As the yearly reports of the Nigeria Extractive Industries Transparency Initiative increasingly show, they are the more likely to default in payment of Taxes.
In the release of its 2017 audit report on the oil and gas industry, the agency identified the Nigerian Petroleum Development Company, NPDC, ND Western, Frontier, Dubri Oil, Newcross E&P, Platform, Pan Ocean, Shoreline and Yinka Folawiyo. NPDC, ND Western, and Frontier were fingered for underpayment of $11.585Million, $6.595Million and $1.807Million gas royalty respectively; while Dubri Oil, NPDC, Newcross, ND Western and Platform were also implicated for the underpayment of oil royalty of $228,569.87, $22.835Million, $13.715Million, $9.366Million and $529,430.87 respectively.
NEITI had disclosed earlier, in its audit report of 2016 that Pan Ocean, Shoreline and Yinka Folawiyo defaulted in payment of royalty in that year.
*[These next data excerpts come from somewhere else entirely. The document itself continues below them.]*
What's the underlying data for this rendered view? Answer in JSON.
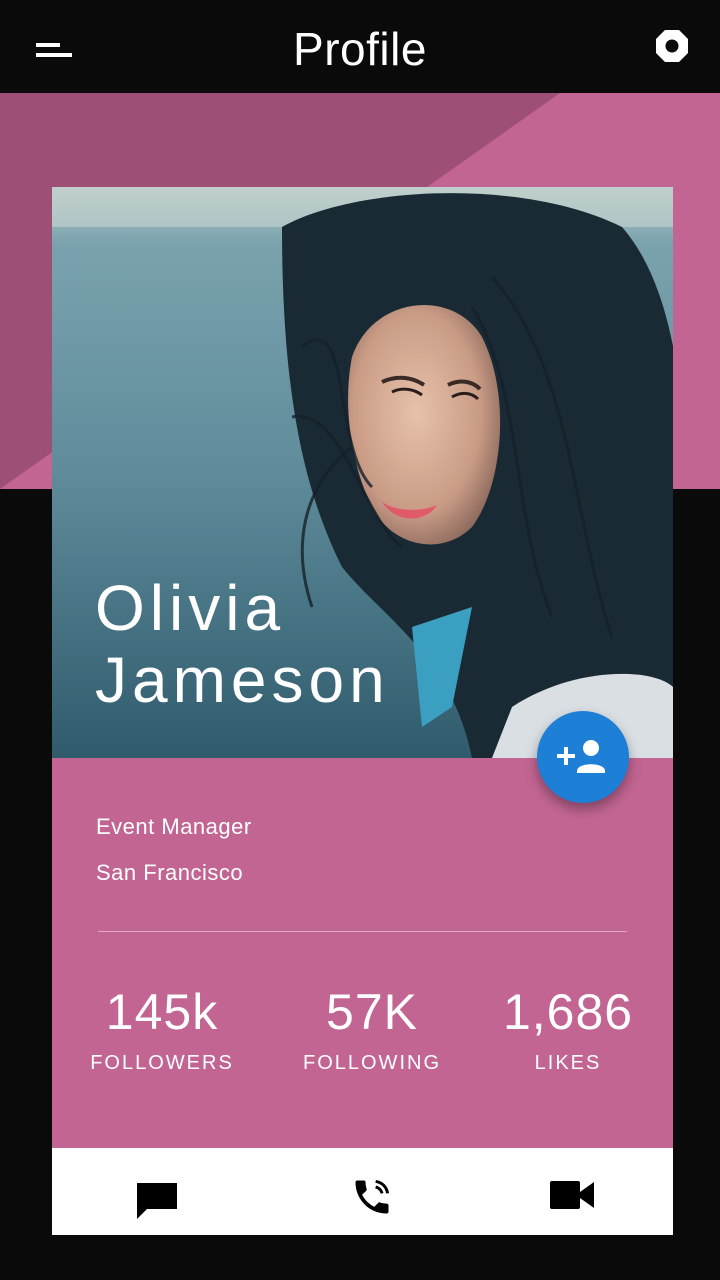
{
  "header": {
    "title": "Profile",
    "menu_icon": "menu-icon",
    "settings_icon": "settings-icon"
  },
  "profile": {
    "first_name": "Olivia",
    "last_name": "Jameson",
    "job": "Event Manager",
    "location": "San Francisco"
  },
  "stats": [
    {
      "value": "145k",
      "label": "FOLLOWERS"
    },
    {
      "value": "57K",
      "label": "FOLLOWING"
    },
    {
      "value": "1,686",
      "label": "LIKES"
    }
  ],
  "fab": {
    "icon": "add-person-icon"
  },
  "actions": [
    {
      "icon": "chat-icon"
    },
    {
      "icon": "phone-icon"
    },
    {
      "icon": "video-camera-icon"
    }
  ],
  "colors": {
    "accent": "#c26592",
    "accent_dark": "#9d4f76",
    "fab": "#1e7fd6",
    "background": "#0a0a0a"
  }
}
In the same 2016 audit report, Aiteo, Allied Energy, Belemaoil, Brittania U, Dubri Oil, Energia, Midwestern Oil and Gas, Pan Ocean, SAPETRO and Yinka Folawiyo were reported to have defaulted in payment of Petroleum Profit Tax.
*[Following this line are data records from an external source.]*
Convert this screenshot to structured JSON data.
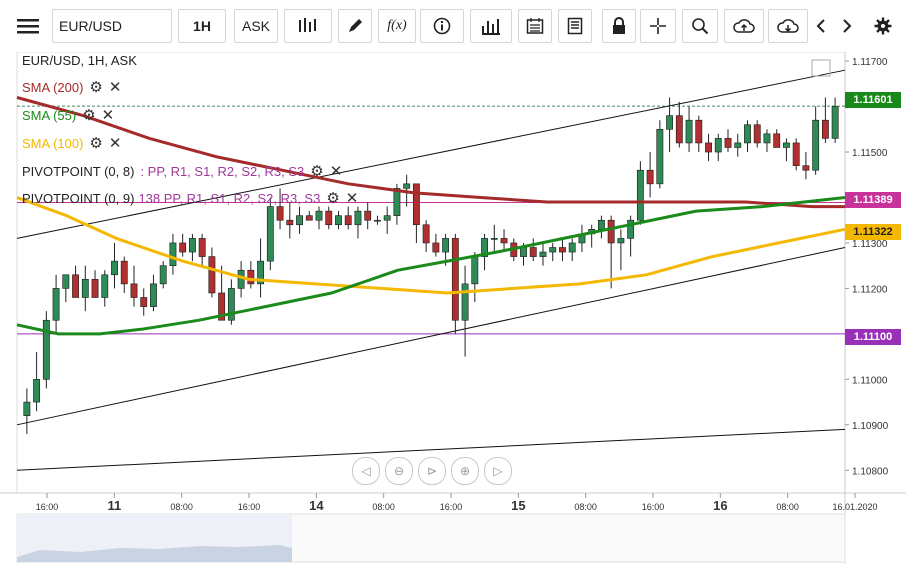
{
  "toolbar": {
    "symbol": "EUR/USD",
    "timeframe": "1H",
    "price_side": "ASK"
  },
  "legend": {
    "title": "EUR/USD, 1H, ASK",
    "items": [
      {
        "label": "SMA (200)",
        "color": "#a52a2a"
      },
      {
        "label": "SMA (55)",
        "color": "#1a8a1a"
      },
      {
        "label": "SMA (100)",
        "color": "#f5b800"
      }
    ],
    "pivots": [
      {
        "prefix": "PIVOTPOINT (0, 8)",
        "tail": ": PP, R1, S1, R2, S2, R3, S3"
      },
      {
        "prefix": "PIVOTPOINT (0, 9)",
        "tail": "138 PP, R1, S1, R2, S2, R3, S3"
      }
    ]
  },
  "price_tags": [
    {
      "value": "1.11601",
      "bg": "#198a19"
    },
    {
      "value": "1.11389",
      "bg": "#c8329b"
    },
    {
      "value": "1.11322",
      "bg": "#f5b800",
      "fg": "#222"
    },
    {
      "value": "1.11100",
      "bg": "#9a2fb8"
    }
  ],
  "chart_data": {
    "type": "candlestick",
    "title": "EUR/USD, 1H, ASK",
    "ylim": [
      1.1075,
      1.1172
    ],
    "y_ticks": [
      "1.11700",
      "1.11500",
      "1.11400",
      "1.11300",
      "1.11200",
      "1.11100",
      "1.11000",
      "1.10900",
      "1.10800"
    ],
    "x_ticks": [
      {
        "label": "16:00",
        "bold": false
      },
      {
        "label": "11",
        "bold": true
      },
      {
        "label": "08:00",
        "bold": false
      },
      {
        "label": "16:00",
        "bold": false
      },
      {
        "label": "14",
        "bold": true
      },
      {
        "label": "08:00",
        "bold": false
      },
      {
        "label": "16:00",
        "bold": false
      },
      {
        "label": "15",
        "bold": true
      },
      {
        "label": "08:00",
        "bold": false
      },
      {
        "label": "16:00",
        "bold": false
      },
      {
        "label": "16",
        "bold": true
      },
      {
        "label": "08:00",
        "bold": false
      },
      {
        "label": "16.01.2020",
        "bold": false
      }
    ],
    "colors": {
      "up": "#2e8b57",
      "down": "#b03030"
    },
    "candles": [
      [
        1.1092,
        1.1098,
        1.1088,
        1.1095
      ],
      [
        1.1095,
        1.1106,
        1.1093,
        1.11
      ],
      [
        1.11,
        1.1115,
        1.1098,
        1.1113
      ],
      [
        1.1113,
        1.1123,
        1.111,
        1.112
      ],
      [
        1.112,
        1.1123,
        1.1117,
        1.1123
      ],
      [
        1.1123,
        1.1125,
        1.1118,
        1.1118
      ],
      [
        1.1118,
        1.1125,
        1.1115,
        1.1122
      ],
      [
        1.1122,
        1.1124,
        1.1118,
        1.1118
      ],
      [
        1.1118,
        1.1124,
        1.1116,
        1.1123
      ],
      [
        1.1123,
        1.113,
        1.112,
        1.1126
      ],
      [
        1.1126,
        1.1127,
        1.1119,
        1.1121
      ],
      [
        1.1121,
        1.1125,
        1.1116,
        1.1118
      ],
      [
        1.1118,
        1.112,
        1.1114,
        1.1116
      ],
      [
        1.1116,
        1.1123,
        1.1115,
        1.1121
      ],
      [
        1.1121,
        1.1126,
        1.112,
        1.1125
      ],
      [
        1.1125,
        1.1132,
        1.1123,
        1.113
      ],
      [
        1.113,
        1.1132,
        1.1127,
        1.1128
      ],
      [
        1.1128,
        1.1132,
        1.1126,
        1.1131
      ],
      [
        1.1131,
        1.1132,
        1.1125,
        1.1127
      ],
      [
        1.1127,
        1.1129,
        1.1118,
        1.1119
      ],
      [
        1.1119,
        1.1125,
        1.1113,
        1.1113
      ],
      [
        1.1113,
        1.1122,
        1.1112,
        1.112
      ],
      [
        1.112,
        1.1126,
        1.1118,
        1.1124
      ],
      [
        1.1124,
        1.1126,
        1.112,
        1.1121
      ],
      [
        1.1121,
        1.1131,
        1.1118,
        1.1126
      ],
      [
        1.1126,
        1.114,
        1.1124,
        1.1138
      ],
      [
        1.1138,
        1.1142,
        1.1133,
        1.1135
      ],
      [
        1.1135,
        1.1139,
        1.1131,
        1.1134
      ],
      [
        1.1134,
        1.1138,
        1.1132,
        1.1136
      ],
      [
        1.1136,
        1.1137,
        1.1135,
        1.1135
      ],
      [
        1.1135,
        1.1138,
        1.1133,
        1.1137
      ],
      [
        1.1137,
        1.1138,
        1.1133,
        1.1134
      ],
      [
        1.1134,
        1.1137,
        1.1133,
        1.1136
      ],
      [
        1.1136,
        1.1138,
        1.1133,
        1.1134
      ],
      [
        1.1134,
        1.1138,
        1.1131,
        1.1137
      ],
      [
        1.1137,
        1.1139,
        1.1133,
        1.1135
      ],
      [
        1.1135,
        1.1136,
        1.1134,
        1.1135
      ],
      [
        1.1135,
        1.1138,
        1.1132,
        1.1136
      ],
      [
        1.1136,
        1.1143,
        1.1134,
        1.1142
      ],
      [
        1.1142,
        1.1145,
        1.1138,
        1.1143
      ],
      [
        1.1143,
        1.1143,
        1.113,
        1.1134
      ],
      [
        1.1134,
        1.1135,
        1.1128,
        1.113
      ],
      [
        1.113,
        1.1132,
        1.1127,
        1.1128
      ],
      [
        1.1128,
        1.1132,
        1.1125,
        1.1131
      ],
      [
        1.1131,
        1.1132,
        1.111,
        1.1113
      ],
      [
        1.1113,
        1.1125,
        1.1105,
        1.1121
      ],
      [
        1.1121,
        1.1128,
        1.1117,
        1.1127
      ],
      [
        1.1127,
        1.1132,
        1.1124,
        1.1131
      ],
      [
        1.1131,
        1.1134,
        1.1128,
        1.1131
      ],
      [
        1.1131,
        1.1133,
        1.1128,
        1.113
      ],
      [
        1.113,
        1.1131,
        1.1126,
        1.1127
      ],
      [
        1.1127,
        1.113,
        1.1125,
        1.1129
      ],
      [
        1.1129,
        1.1131,
        1.1126,
        1.1127
      ],
      [
        1.1127,
        1.113,
        1.1125,
        1.1128
      ],
      [
        1.1128,
        1.113,
        1.1126,
        1.1129
      ],
      [
        1.1129,
        1.1131,
        1.1126,
        1.1128
      ],
      [
        1.1128,
        1.1131,
        1.1126,
        1.113
      ],
      [
        1.113,
        1.1134,
        1.1128,
        1.1132
      ],
      [
        1.1132,
        1.1134,
        1.1129,
        1.1133
      ],
      [
        1.1133,
        1.1136,
        1.1131,
        1.1135
      ],
      [
        1.1135,
        1.1136,
        1.112,
        1.113
      ],
      [
        1.113,
        1.1133,
        1.1124,
        1.1131
      ],
      [
        1.1131,
        1.1136,
        1.1127,
        1.1135
      ],
      [
        1.1135,
        1.1148,
        1.1134,
        1.1146
      ],
      [
        1.1146,
        1.115,
        1.114,
        1.1143
      ],
      [
        1.1143,
        1.1157,
        1.1142,
        1.1155
      ],
      [
        1.1155,
        1.1162,
        1.115,
        1.1158
      ],
      [
        1.1158,
        1.1161,
        1.1151,
        1.1152
      ],
      [
        1.1152,
        1.116,
        1.115,
        1.1157
      ],
      [
        1.1157,
        1.1158,
        1.115,
        1.1152
      ],
      [
        1.1152,
        1.1154,
        1.1148,
        1.115
      ],
      [
        1.115,
        1.1154,
        1.1148,
        1.1153
      ],
      [
        1.1153,
        1.1155,
        1.115,
        1.1151
      ],
      [
        1.1151,
        1.1154,
        1.1149,
        1.1152
      ],
      [
        1.1152,
        1.1157,
        1.115,
        1.1156
      ],
      [
        1.1156,
        1.1157,
        1.1151,
        1.1152
      ],
      [
        1.1152,
        1.1155,
        1.115,
        1.1154
      ],
      [
        1.1154,
        1.1155,
        1.1151,
        1.1151
      ],
      [
        1.1151,
        1.1153,
        1.1148,
        1.1152
      ],
      [
        1.1152,
        1.1153,
        1.1146,
        1.1147
      ],
      [
        1.1147,
        1.115,
        1.1144,
        1.1146
      ],
      [
        1.1146,
        1.116,
        1.1145,
        1.1157
      ],
      [
        1.1157,
        1.1162,
        1.1152,
        1.1153
      ],
      [
        1.1153,
        1.1162,
        1.1152,
        1.116
      ]
    ],
    "sma200": [
      [
        0,
        1.1162
      ],
      [
        0.08,
        1.1158
      ],
      [
        0.16,
        1.1153
      ],
      [
        0.24,
        1.1149
      ],
      [
        0.32,
        1.1146
      ],
      [
        0.4,
        1.1143
      ],
      [
        0.48,
        1.1141
      ],
      [
        0.56,
        1.114
      ],
      [
        0.64,
        1.1139
      ],
      [
        0.72,
        1.1139
      ],
      [
        0.8,
        1.1139
      ],
      [
        0.88,
        1.1139
      ],
      [
        0.96,
        1.1138
      ],
      [
        1.0,
        1.1138
      ]
    ],
    "sma55": [
      [
        0,
        1.1112
      ],
      [
        0.05,
        1.111
      ],
      [
        0.1,
        1.111
      ],
      [
        0.15,
        1.1111
      ],
      [
        0.22,
        1.1113
      ],
      [
        0.3,
        1.1116
      ],
      [
        0.38,
        1.1119
      ],
      [
        0.46,
        1.1124
      ],
      [
        0.52,
        1.1126
      ],
      [
        0.58,
        1.1128
      ],
      [
        0.66,
        1.1131
      ],
      [
        0.74,
        1.1134
      ],
      [
        0.82,
        1.1137
      ],
      [
        0.9,
        1.1138
      ],
      [
        1.0,
        1.114
      ]
    ],
    "sma100": [
      [
        0,
        1.114
      ],
      [
        0.06,
        1.1136
      ],
      [
        0.12,
        1.1131
      ],
      [
        0.2,
        1.1126
      ],
      [
        0.28,
        1.1122
      ],
      [
        0.36,
        1.1121
      ],
      [
        0.44,
        1.112
      ],
      [
        0.52,
        1.1119
      ],
      [
        0.6,
        1.112
      ],
      [
        0.68,
        1.1121
      ],
      [
        0.76,
        1.1123
      ],
      [
        0.84,
        1.1127
      ],
      [
        0.92,
        1.113
      ],
      [
        1.0,
        1.1133
      ]
    ],
    "pivot_levels": [
      1.11389,
      1.111
    ],
    "last_price": 1.11601,
    "trend_lines": [
      {
        "from": [
          0,
          1.1131
        ],
        "to": [
          1,
          1.1168
        ]
      },
      {
        "from": [
          0,
          1.109
        ],
        "to": [
          1,
          1.1129
        ]
      },
      {
        "from": [
          0,
          1.108
        ],
        "to": [
          1,
          1.1089
        ]
      }
    ]
  }
}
What’s consistent is that international Oil Companies rarely show up on the list of tax defaulters.
As these companies divest their assets, a key challenge that the Nigerian state may grapple with, is recovery of taxes from companies that will soon become the largest crude oil and gas producers in the country.
But the biggest defaulter is a state hydrocarbon company, so the place that government needs to start from is itself. NEITI’s audit reports come two years late, and the agency claims that NPDC, the operating subsidiary of NNPC, accounts for 73% of a total underpayment of $677.087Million from seven revenue streams as at 31st December, 2017.